Sunday, December 9, 2007

Collaborative Filtering

Given a set of user's rating on movies, how to recommend movies to a new user ?

Ideas from the book: Collective Intelligence chapter one

Given a set of ratings per user
[ person1 => {movieA => rating-1A, movieB => rating-1B},
person2 => {movieX => rating-2X, movieY => rating-2Y, movieA => rating-2A}
...
]

Determine similarity

person1 and person2 are similar if they have rate the same movies with similar ratings

person_distance =
square_root of sum of
-- for each movie_name in person1.ratings.keys
---- if (person2.ratings.keys contains movie_name)
------ square(person1.ratings[movie_name] - person1.ratings[movie_name])


Person similarity =
0 if no common movies in corresponding ratings
1 / (1 + person_distance) otherwise

How to find similar persons to personK ?
Calculate every other person's similarity to personK, and sorted by similarity.

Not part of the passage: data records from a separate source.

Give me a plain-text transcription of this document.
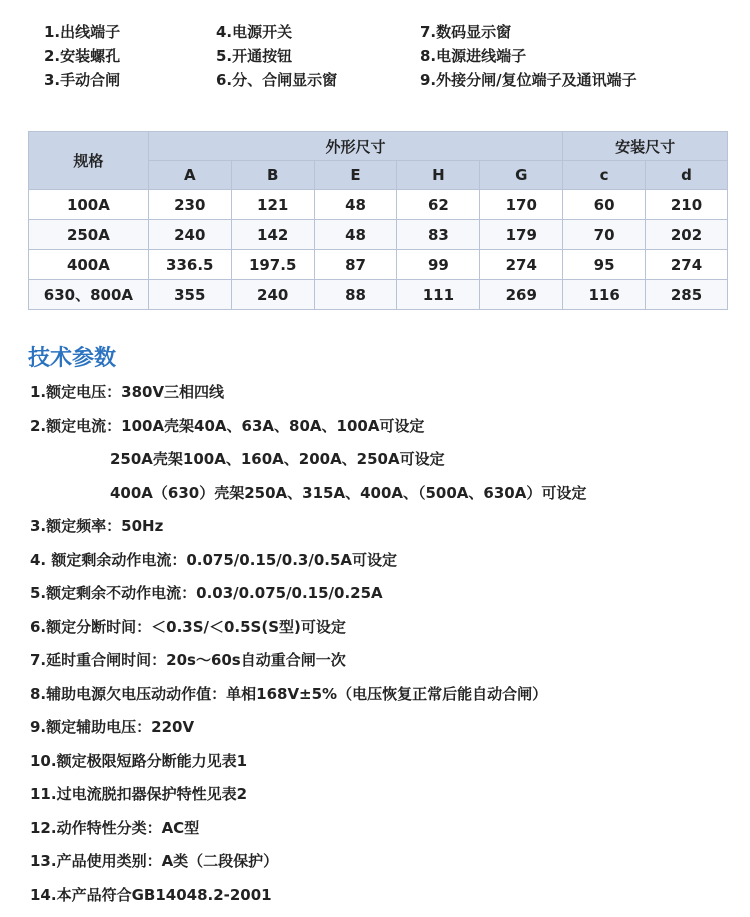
1.出线端子	4.电源开关	7.数码显示窗
2.安装螺孔	5.开通按钮	8.电源进线端子
3.手动合闸	6.分、合闸显示窗	9.外接分闸/复位端子及通讯端子
规格	外形尺寸					安装尺寸	
	A	B	E	H	G	c	d
100A	230	121	48	62	170	60	210
250A	240	142	48	83	179	70	202
400A	336.5	197.5	87	99	274	95	274
630、800A	355	240	88	111	269	116	285
技术参数
1.额定电压：380V三相四线
2.额定电流：100A壳架40A、63A、80A、100A可设定
250A壳架100A、160A、200A、250A可设定
400A（630）壳架250A、315A、400A、（500A、630A）可设定
3.额定频率：50Hz
4. 额定剩余动作电流：0.075/0.15/0.3/0.5A可设定
5.额定剩余不动作电流：0.03/0.075/0.15/0.25A
6.额定分断时间：＜0.3S/＜0.5S(S型)可设定
7.延时重合闸时间：20s～60s自动重合闸一次
8.辅助电源欠电压动动作值：单相168V±5%（电压恢复正常后能自动合闸）
9.额定辅助电压：220V
10.额定极限短路分断能力见表1
11.过电流脱扣器保护特性见表2
12.动作特性分类：AC型
13.产品使用类别：A类（二段保护）
14.本产品符合GB14048.2-2001
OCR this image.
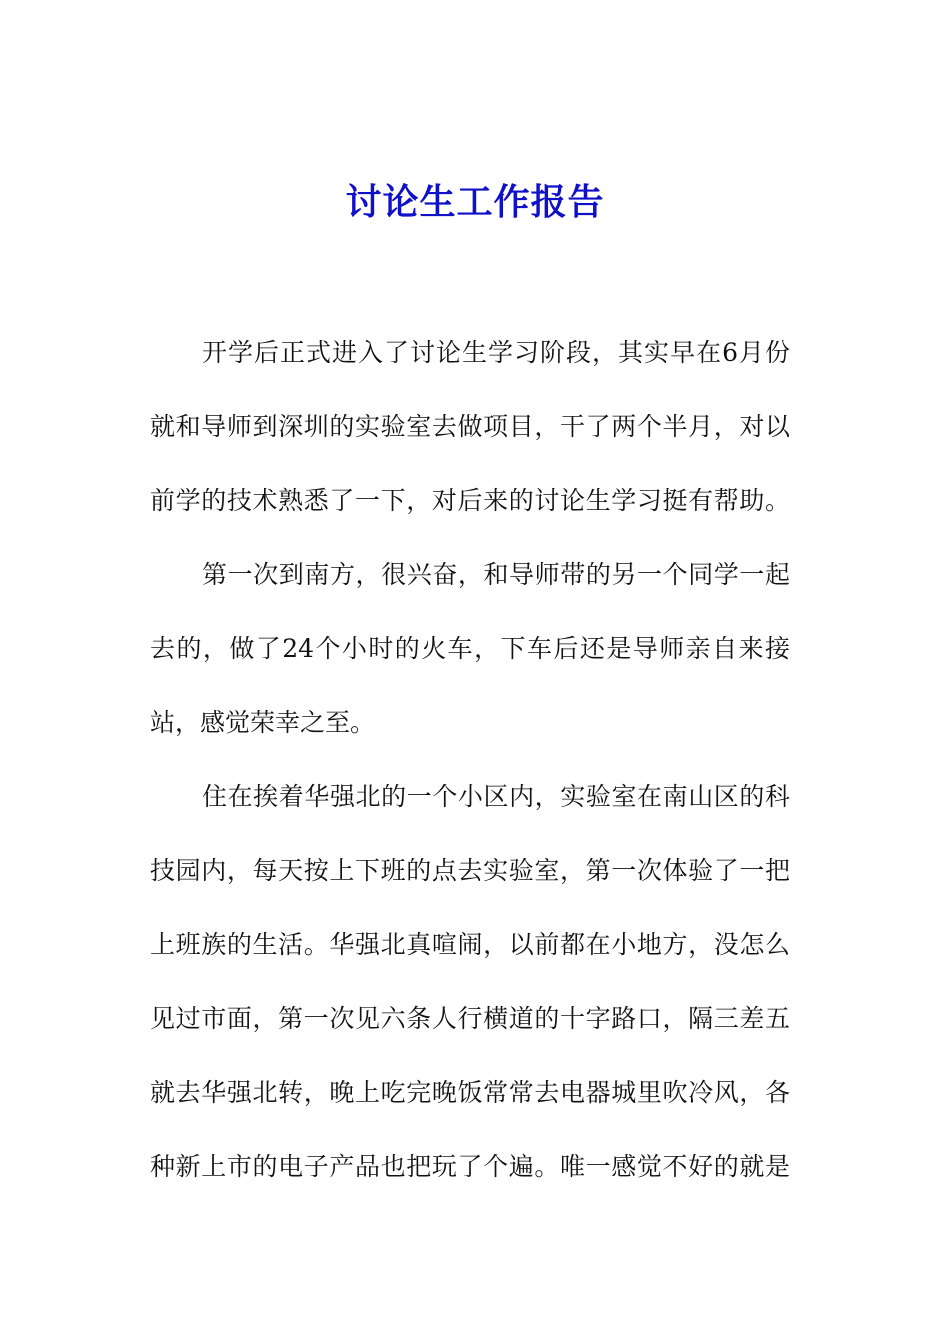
讨论生工作报告

开学后正式进入了讨论生学习阶段，其实早在6月份

就和导师到深圳的实验室去做项目，干了两个半月，对以

前学的技术熟悉了一下，对后来的讨论生学习挺有帮助。

第一次到南方，很兴奋，和导师带的另一个同学一起

去的，做了24个小时的火车，下车后还是导师亲自来接

站，感觉荣幸之至。

住在挨着华强北的一个小区内，实验室在南山区的科

技园内，每天按上下班的点去实验室，第一次体验了一把

上班族的生活。华强北真喧闹，以前都在小地方，没怎么

见过市面，第一次见六条人行横道的十字路口，隔三差五

就去华强北转，晚上吃完晚饭常常去电器城里吹冷风，各

种新上市的电子产品也把玩了个遍。唯一感觉不好的就是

How about movie similarity ?

Invert the set of rankings to ...
[ movieA => {person1 => rating-1A, person2 => rating-2A},
movieB => {person1 => rating-1B}
movieX => {person2 => rating-2X}
movieY => {person2 => rating-2Y}
...
]

movie_distance =
square_root of sum of
-- for each person_name in movieX.ratings.keys
---- if (movieX.ratings.keys contains person_name)
------ square(movieX.ratings[person_name] - movieY.ratings[person_name])


Movie similarity =
0 if no common persons in corresponding ratings
1 / (1 + movie_distance) otherwise

How to find similar movies to movieX ?
Calculate every other movie's similarity to movieX, and sorted by similarity.

Making recommendations

Lets say there is a new personK provide his ratings. How do we recommend movies that may interests him ?

User-based filtering

For each person in persons
-- similarity = person_similarity(personK, person)
-- For each movie_name in person.ratings.keys
---- weighted_ratings[movie_name] += (similarity * person.ratings[movie_name])
---- sum_similarity[movie_name] += similarity

For each movie_name in weighted_ratings.keys
-- weighted_ratings[movie_name] /= sum_similarity[movie_name]

return weighted_ratings.sort_by(:rating)


Item-based filtering

Pre-calculate the movie similarity

For each movie in movies
-- neighbors[movie] = rank_similarity(movie, no_of_close_neighbors)

{
movie1 => {movieA => similarity1A, movieB => similarity1B}
movie2 => {movieC => similarity2C, movieD => similarity2D}
}

At run time ...
personK => {movieX => rating-kX, movieY => rating-kY}

For each movie in personK.ratings.keys
-- for each close_movie in neighbors[movie]
---- weight_ratings[close_movie] += neighbors[movie][close_movie] * personK.ratings[movie]
---- similarity_sum[close_movie] += neighbors[movie][close_movie]

For each target_movie in weight_ratings.keys
-- weight_ratings[target_movie] /= similarity_sum[target_movie]

return weight_ratings.sort_by(:rating)

1 comment:

Pavel said...

It's an old post but I read it with pleasure.

a little bugfix:
------ square(person2.ratings[movie_name] - person1.ratings[movie_name])